How to manage Java Spring applications autoscaling in Kubernetes PROPERLY?

5/29/2019

I'm trying to set up autoscaling in Kubernetes (hosted in Google Kubernetes Engine) for my Java Spring application. I have faced two problems:

  1. Spring application uses a lot of cpu at the start (something like 250mCPU*, but sometimes it is even 500mCPU) which really breaks autoscaling, because some instances of that application, after more or less than 1 minute (Spring context start etc.), use only 50mCPU. Because at some environments that aplication uses small amount of mCPU (and almost at every environment at night), I would like to set requested cpu=200mCPU max (=80% limit cpu) (or even less!). So then autoscaling would have much more sense. But I can't really do that, because of that heavy start of Spring, which won't be finished if i give him too less cpu.

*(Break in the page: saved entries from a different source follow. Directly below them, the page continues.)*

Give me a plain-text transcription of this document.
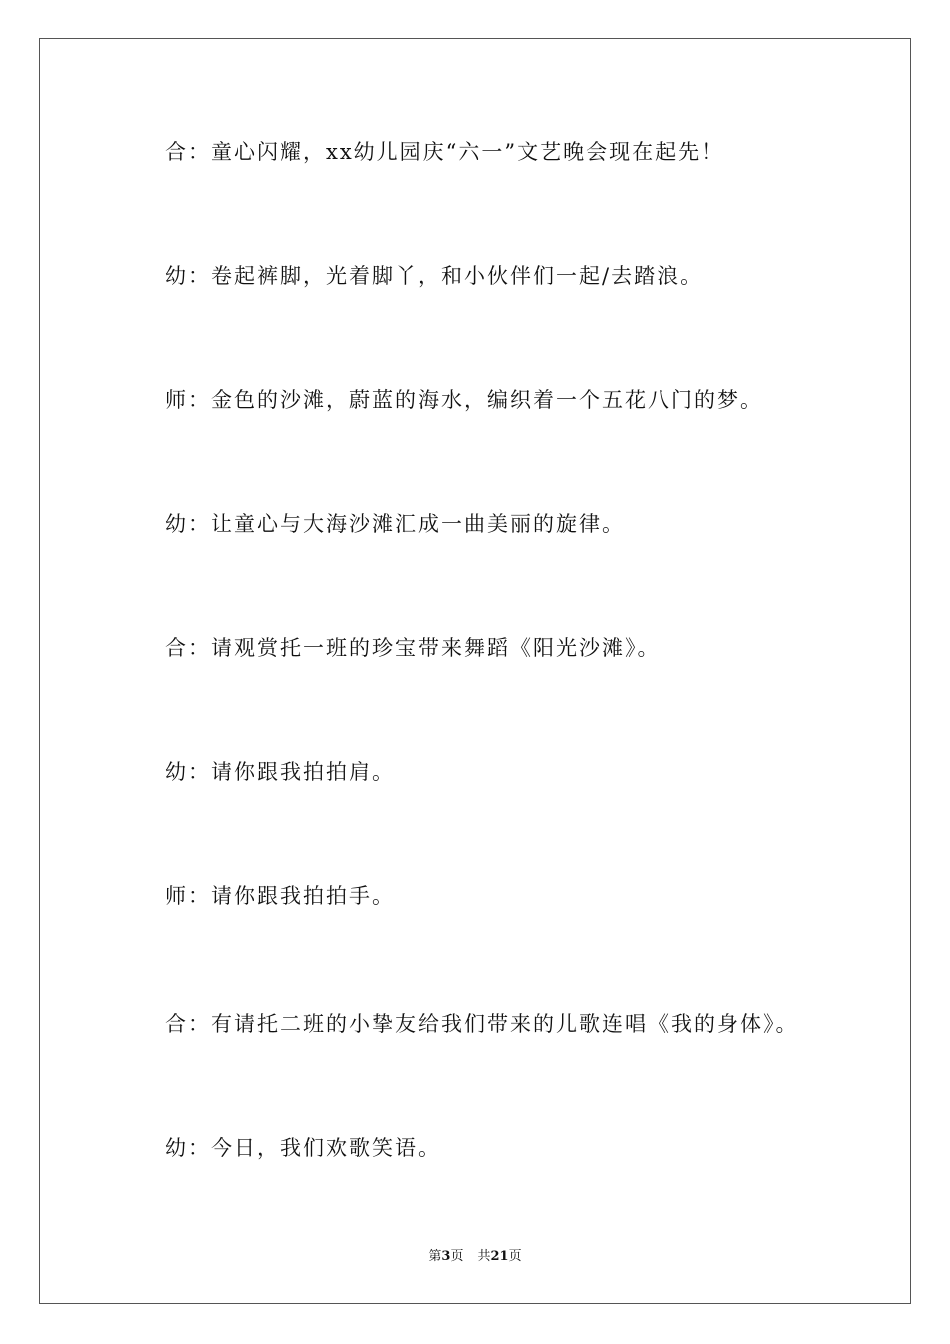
合：童心闪耀，xx幼儿园庆“六一”文艺晚会现在起先！
幼：卷起裤脚，光着脚丫，和小伙伴们一起/去踏浪。
师：金色的沙滩，蔚蓝的海水，编织着一个五花八门的梦。
幼：让童心与大海沙滩汇成一曲美丽的旋律。
合：请观赏托一班的珍宝带来舞蹈《阳光沙滩》。
幼：请你跟我拍拍肩。
师：请你跟我拍拍手。
合：有请托二班的小挚友给我们带来的儿歌连唱《我的身体》。
幼：今日，我们欢歌笑语。
第3页 共21页
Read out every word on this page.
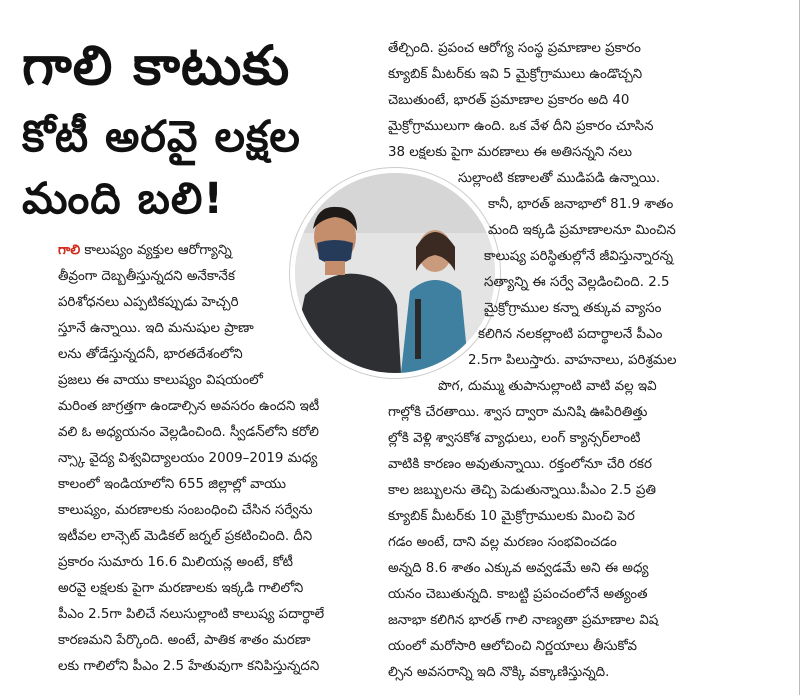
గాలి కాటుకు
కోటీ అరవై లక్షల
మంది బలి!
గాలి కాలుష్యం వ్యక్తుల ఆరోగ్యాన్ని
తీవ్రంగా దెబ్బతీస్తున్నదని అనేకానేక
పరిశోధనలు ఎప్పటికప్పుడు హెచ్చరి
స్తూనే ఉన్నాయి. ఇది మనుషుల ప్రాణా
లను తోడేస్తున్నదనీ, భారతదేశంలోని
ప్రజలు ఈ వాయు కాలుష్యం విషయంలో
మరింత జాగ్రత్తగా ఉండాల్సిన అవసరం ఉందని ఇటీ
వలి ఓ అధ్యయనం వెల్లడించింది. స్వీడన్‌లోని కరోలి
న్స్కా వైద్య విశ్వవిద్యాలయం 2009–2019 మధ్య
కాలంలో ఇండియాలోని 655 జిల్లాల్లో వాయు
కాలుష్యం, మరణాలకు సంబంధించి చేసిన సర్వేను
ఇటీవల లాన్సెట్ మెడికల్ జర్నల్ ప్రకటించింది. దీని
ప్రకారం సుమారు 16.6 మిలియన్ల అంటే, కోటీ
అరవై లక్షలకు పైగా మరణాలకు ఇక్కడి గాలిలోని
పీఎం 2.5గా పిలిచే నలుసుల్లాంటి కాలుష్య పదార్థాలే
కారణమని పేర్కొంది. అంటే, పాతిక శాతం మరణా
లకు గాలిలోని పీఎం 2.5 హేతువుగా కనిపిస్తున్నదని
తేల్చింది. ప్రపంచ ఆరోగ్య సంస్థ ప్రమాణాల ప్రకారం
క్యూబిక్ మీటర్‌కు ఇవి 5 మైక్రోగ్రాములు ఉండొచ్చని
చెబుతుంటే, భారత్ ప్రమాణాల ప్రకారం అది 40
మైక్రోగ్రాములుగా ఉంది. ఒక వేళ దీని ప్రకారం చూసిన
38 లక్షలకు పైగా మరణాలు ఈ అతిసన్నని నలు
సుల్లాంటి కణాలతో ముడిపడి ఉన్నాయి.
కానీ, భారత్ జనాభాలో 81.9 శాతం
మంది ఇక్కడి ప్రమాణాలనూ మించిన
కాలుష్య పరిస్థితుల్లోనే జీవిస్తున్నారన్న
సత్యాన్ని ఈ సర్వే వెల్లడించింది. 2.5
మైక్రోగ్రాముల కన్నా తక్కువ వ్యాసం
కలిగిన నలకల్లాంటి పదార్థాలనే పీఎం
2.5గా పిలుస్తారు. వాహనాలు, పరిశ్రమల
పొగ, దుమ్ము తుపానుల్లాంటి వాటి వల్ల ఇవి
గాల్లోకి చేరతాయి. శ్వాస ద్వారా మనిషి ఊపిరితిత్తు
ల్లోకి వెళ్లి శ్వాసకోశ వ్యాధులు, లంగ్ క్యాన్సర్‌లాంటి
వాటికి కారణం అవుతున్నాయి. రక్తంలోనూ చేరి రకర
కాల జబ్బులను తెచ్చి పెడుతున్నాయి.పీఎం 2.5 ప్రతి
క్యూబిక్ మీటర్‌కు 10 మైక్రోగ్రాములకు మించి పెర
గడం అంటే, దాని వల్ల మరణం సంభవించడం
అన్నది 8.6 శాతం ఎక్కువ అవ్వడమే అని ఈ అధ్య
యనం చెబుతున్నది. కాబట్టి ప్రపంచంలోనే అత్యంత
జనాభా కలిగిన భారత్ గాలి నాణ్యతా ప్రమాణాల విష
యంలో మరోసారి ఆలోచించి నిర్ణయాలు తీసుకోవ
ల్సిన అవసరాన్ని ఇది నొక్కి వక్కాణిస్తున్నది.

  2. When application starts receiving traffic (when new pod is created because of autoscaling event) at the beginning its cpu usage can jump to something like 200% of standard usage, and then go back to that 100% - it doesn't look like it's because of too many request are being pushed to that new pod, it looks more like JVM is just slower at the start and he receives too much traffic at the begging. It looks like JVM would need something like warm up (so don't push 1/n of traffic to new pod suddenly, but switch traffic to that new pod slower). Thanks to that behaviour autoscaling sometimes get crazy - when it really needs just one pod more, it can scale up a lot of them, and then scale down...

* in GKE 1000mCPU = 1 core

On uploaded images we can see cpu charts. In the first, we can see that cpu usage after start is much smaller than at the beginning. In the second, we can spot both problems: high cpu usage at the start, then grace period (readiness probe initial* delay hasn't finished), and then high pick at the beginning of receiving traffic.

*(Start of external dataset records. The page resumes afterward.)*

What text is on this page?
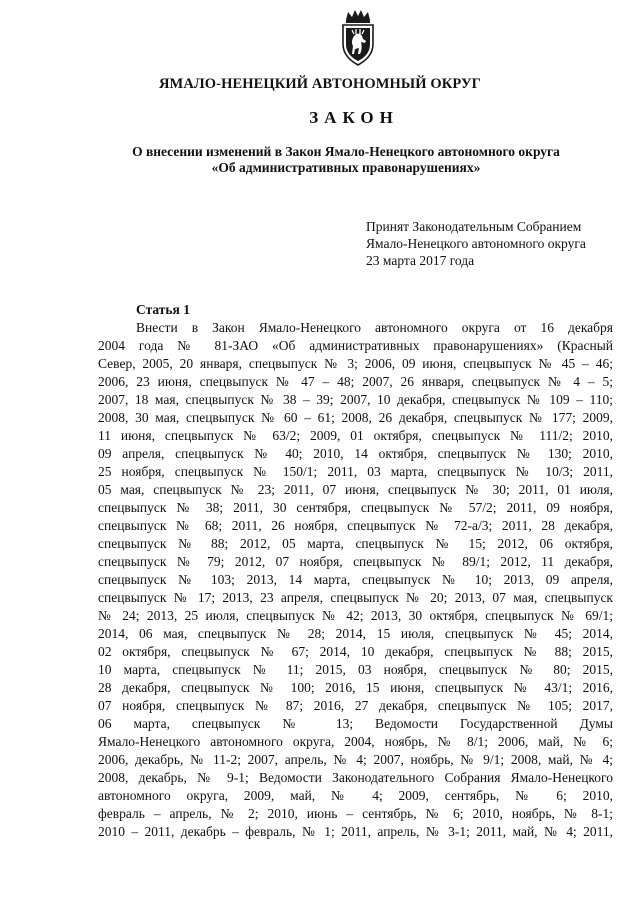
ЯМАЛО-НЕНЕЦКИЙ АВТОНОМНЫЙ ОКРУГ
ЗАКОН
О внесении изменений в Закон Ямало-Ненецкого автономного округа
«Об административных правонарушениях»
Принят Законодательным Собранием
Ямало-Ненецкого автономного округа
23 марта 2017 года
Статья 1
Внести в Закон Ямало-Ненецкого автономного округа от 16 декабря
2004 года № 81-ЗАО «Об административных правонарушениях» (Красный
Север, 2005, 20 января, спецвыпуск № 3; 2006, 09 июня, спецвыпуск № 45 – 46;
2006, 23 июня, спецвыпуск № 47 – 48; 2007, 26 января, спецвыпуск № 4 – 5;
2007, 18 мая, спецвыпуск № 38 – 39; 2007, 10 декабря, спецвыпуск № 109 – 110;
2008, 30 мая, спецвыпуск № 60 – 61; 2008, 26 декабря, спецвыпуск № 177; 2009,
11 июня, спецвыпуск № 63/2; 2009, 01 октября, спецвыпуск № 111/2; 2010,
09 апреля, спецвыпуск № 40; 2010, 14 октября, спецвыпуск № 130; 2010,
25 ноября, спецвыпуск № 150/1; 2011, 03 марта, спецвыпуск № 10/3; 2011,
05 мая, спецвыпуск № 23; 2011, 07 июня, спецвыпуск № 30; 2011, 01 июля,
спецвыпуск № 38; 2011, 30 сентября, спецвыпуск № 57/2; 2011, 09 ноября,
спецвыпуск № 68; 2011, 26 ноября, спецвыпуск № 72-а/3; 2011, 28 декабря,
спецвыпуск № 88; 2012, 05 марта, спецвыпуск № 15; 2012, 06 октября,
спецвыпуск № 79; 2012, 07 ноября, спецвыпуск № 89/1; 2012, 11 декабря,
спецвыпуск № 103; 2013, 14 марта, спецвыпуск № 10; 2013, 09 апреля,
спецвыпуск № 17; 2013, 23 апреля, спецвыпуск № 20; 2013, 07 мая, спецвыпуск
№ 24; 2013, 25 июля, спецвыпуск № 42; 2013, 30 октября, спецвыпуск № 69/1;
2014, 06 мая, спецвыпуск № 28; 2014, 15 июля, спецвыпуск № 45; 2014,
02 октября, спецвыпуск № 67; 2014, 10 декабря, спецвыпуск № 88; 2015,
10 марта, спецвыпуск № 11; 2015, 03 ноября, спецвыпуск № 80; 2015,
28 декабря, спецвыпуск № 100; 2016, 15 июня, спецвыпуск № 43/1; 2016,
07 ноября, спецвыпуск № 87; 2016, 27 декабря, спецвыпуск № 105; 2017,
06 марта, спецвыпуск № 13; Ведомости Государственной Думы
Ямало-Ненецкого автономного округа, 2004, ноябрь, № 8/1; 2006, май, № 6;
2006, декабрь, № 11-2; 2007, апрель, № 4; 2007, ноябрь, № 9/1; 2008, май, № 4;
2008, декабрь, № 9-1; Ведомости Законодательного Собрания Ямало-Ненецкого
автономного округа, 2009, май, № 4; 2009, сентябрь, № 6; 2010,
февраль – апрель, № 2; 2010, июнь – сентябрь, № 6; 2010, ноябрь, № 8-1;
2010 – 2011, декабрь – февраль, № 1; 2011, апрель, № 3-1; 2011, май, № 4; 2011,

* I have set readiness probe initial delay to be longer than context loading.

Chart 1 Chart 2

The only thing that I've found in the internet is to add container to that pod, which will do nothing but "sleep x", and then die. And add set to that container requested mCPU to amount which will be used at spring app startup (then I would have to increase cpu limit for that spring app container, but it shouldn't harm anyway, because autoscaling should prevent spring app from starving other apps in the node).

I would really appreciate any advice.

-- DawPawel
autoscaling
java
jvm
kubernetes
spring

1 Answer

1/31/2020

It is true that Spring (or actually Java) applications are not the most container friendly thing out there but there are few things you can try:

  1. On startup, Spring autowires the beans and performs dependency injection, creates objects in memory, etc. All of those things are CPU intensive. If you assign less CPU to your pod, it will logically increase the startup time. Things you can do here are:

    • Use a startupProbe and give time to your application to start. It is explained pretty good here on how to calculate the delays and thresholds

    • Adjust the maxSurge and maxUnavailable in your deployment strategy as it fits best to your case (for example, maybe you have 10 replicas and max surge /max unavailable of 10% so your pods will rollout slowly, one by one). This will help to reduce spikes in traffic on the overall application replicas (docs are here).

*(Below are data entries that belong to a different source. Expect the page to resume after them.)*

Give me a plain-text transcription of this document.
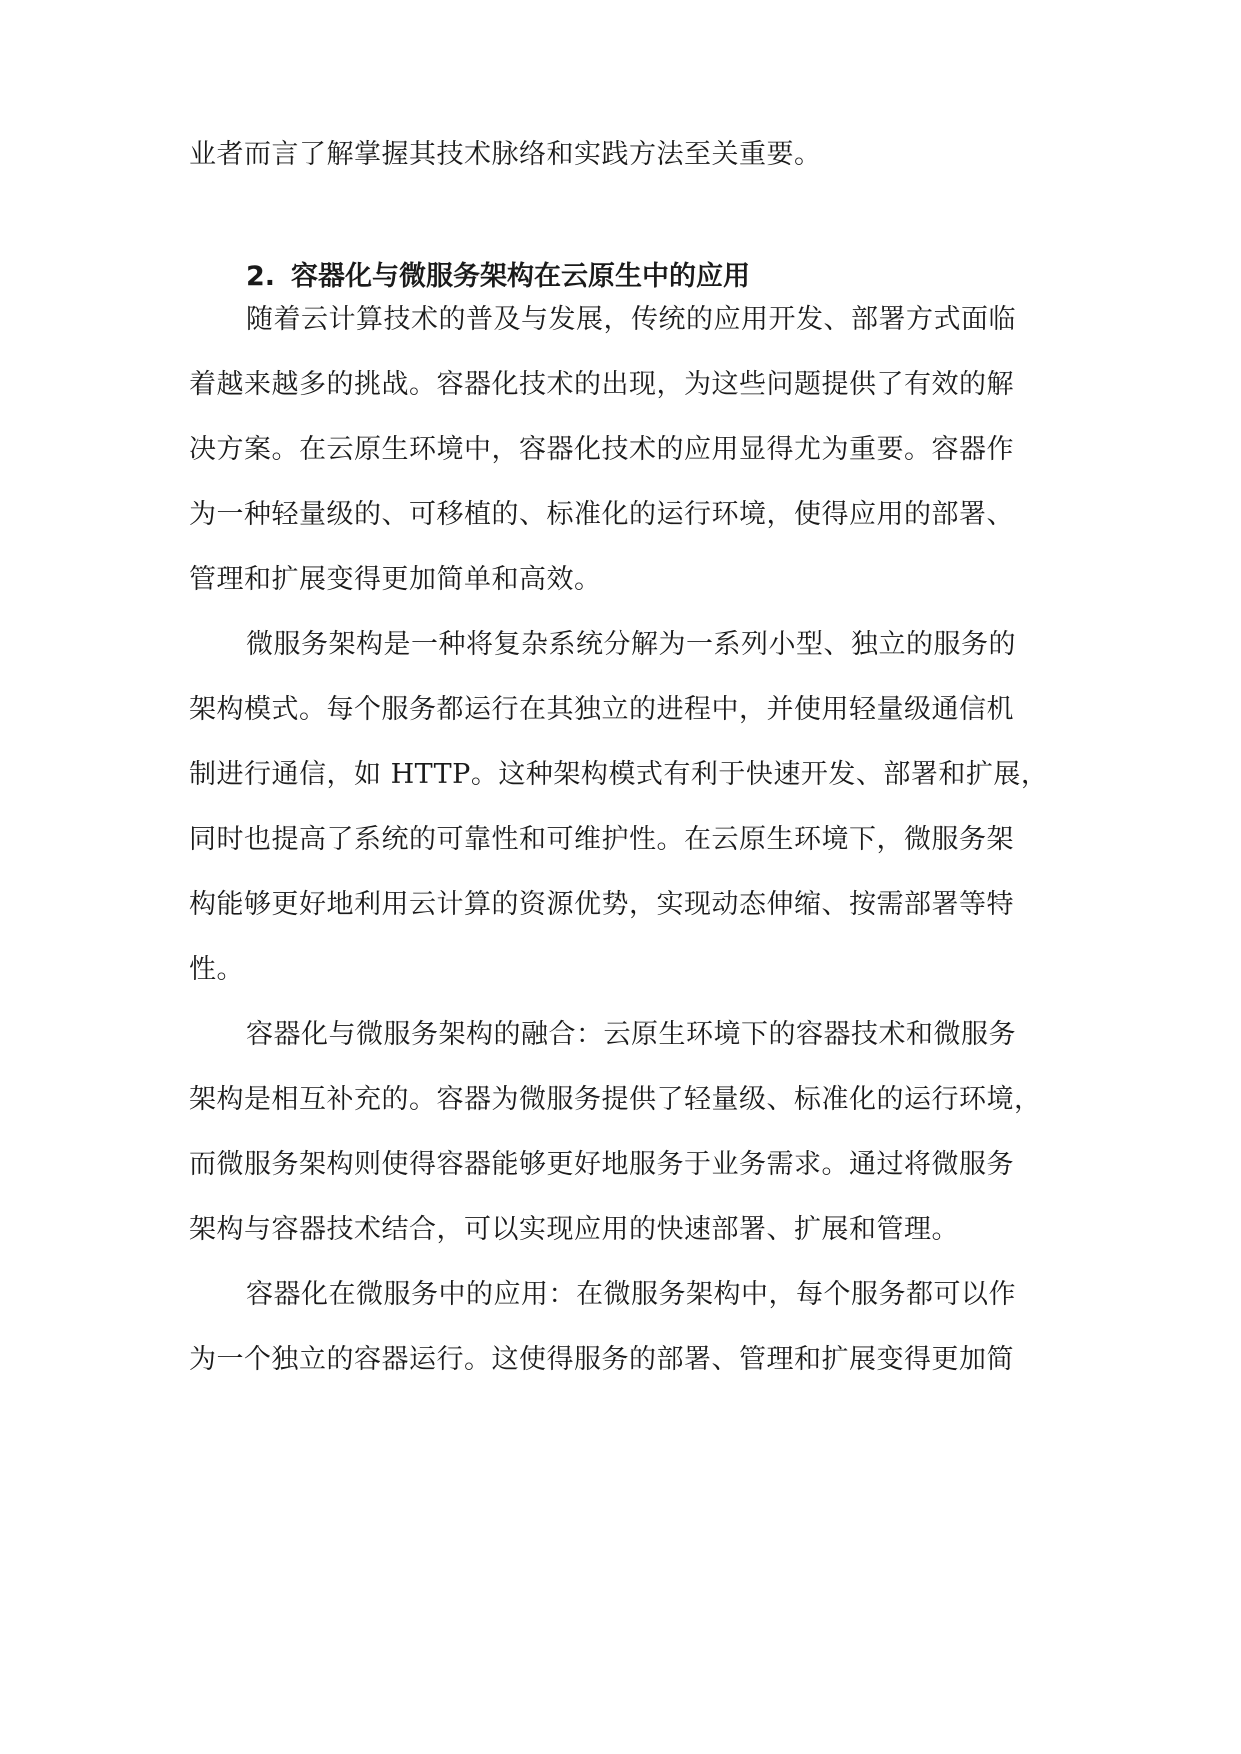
业者而言了解掌握其技术脉络和实践方法至关重要。
2. 容器化与微服务架构在云原生中的应用
随着云计算技术的普及与发展，传统的应用开发、部署方式面临
着越来越多的挑战。容器化技术的出现，为这些问题提供了有效的解
决方案。在云原生环境中，容器化技术的应用显得尤为重要。容器作
为一种轻量级的、可移植的、标准化的运行环境，使得应用的部署、
管理和扩展变得更加简单和高效。
微服务架构是一种将复杂系统分解为一系列小型、独立的服务的
架构模式。每个服务都运行在其独立的进程中，并使用轻量级通信机
制进行通信，如 HTTP。这种架构模式有利于快速开发、部署和扩展，
同时也提高了系统的可靠性和可维护性。在云原生环境下，微服务架
构能够更好地利用云计算的资源优势，实现动态伸缩、按需部署等特
性。
容器化与微服务架构的融合：云原生环境下的容器技术和微服务
架构是相互补充的。容器为微服务提供了轻量级、标准化的运行环境，
而微服务架构则使得容器能够更好地服务于业务需求。通过将微服务
架构与容器技术结合，可以实现应用的快速部署、扩展和管理。
容器化在微服务中的应用：在微服务架构中，每个服务都可以作
为一个独立的容器运行。这使得服务的部署、管理和扩展变得更加简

    • If your use case allows, you can look into lazy loading your Spring application, meaning that it will not create all objects upon startup, rather it will wait until they are used. This can be somewhat dangerous due to potentially not being able to discover issues on startup in some cases.

  2. If you have HPA enabled + defined replicas value in the deployment, you might experience issues upon deploying, I can't find the relevant GH issue ATM but you might want to run some tests there on how it behaves (scaling more than it should, etc). Things you can do here are:

    • Tweak the autoscaling thresholds and times (default is 3min, afaik) to allow your deployments to rollout smoothly without triggering the autoscale.

    • Write a custom autoscaling metric instead of scaling by CPU. This one requires some work but might solve your scaling issues for good (relevant docs).

Lastly, what you are suggesting with a sidecar looks like a hack :) Haven't tried it though so can't really tell the pros and cons.

Unfortunately, there is no silver bullet for Spring Boot (or Java) + K8s but things are getting better than they were a few years back. If I find some helpful resources. I will come back and link them here.

Hope the above helps.

Cheers

-- Urosh T.
Source: StackOverflow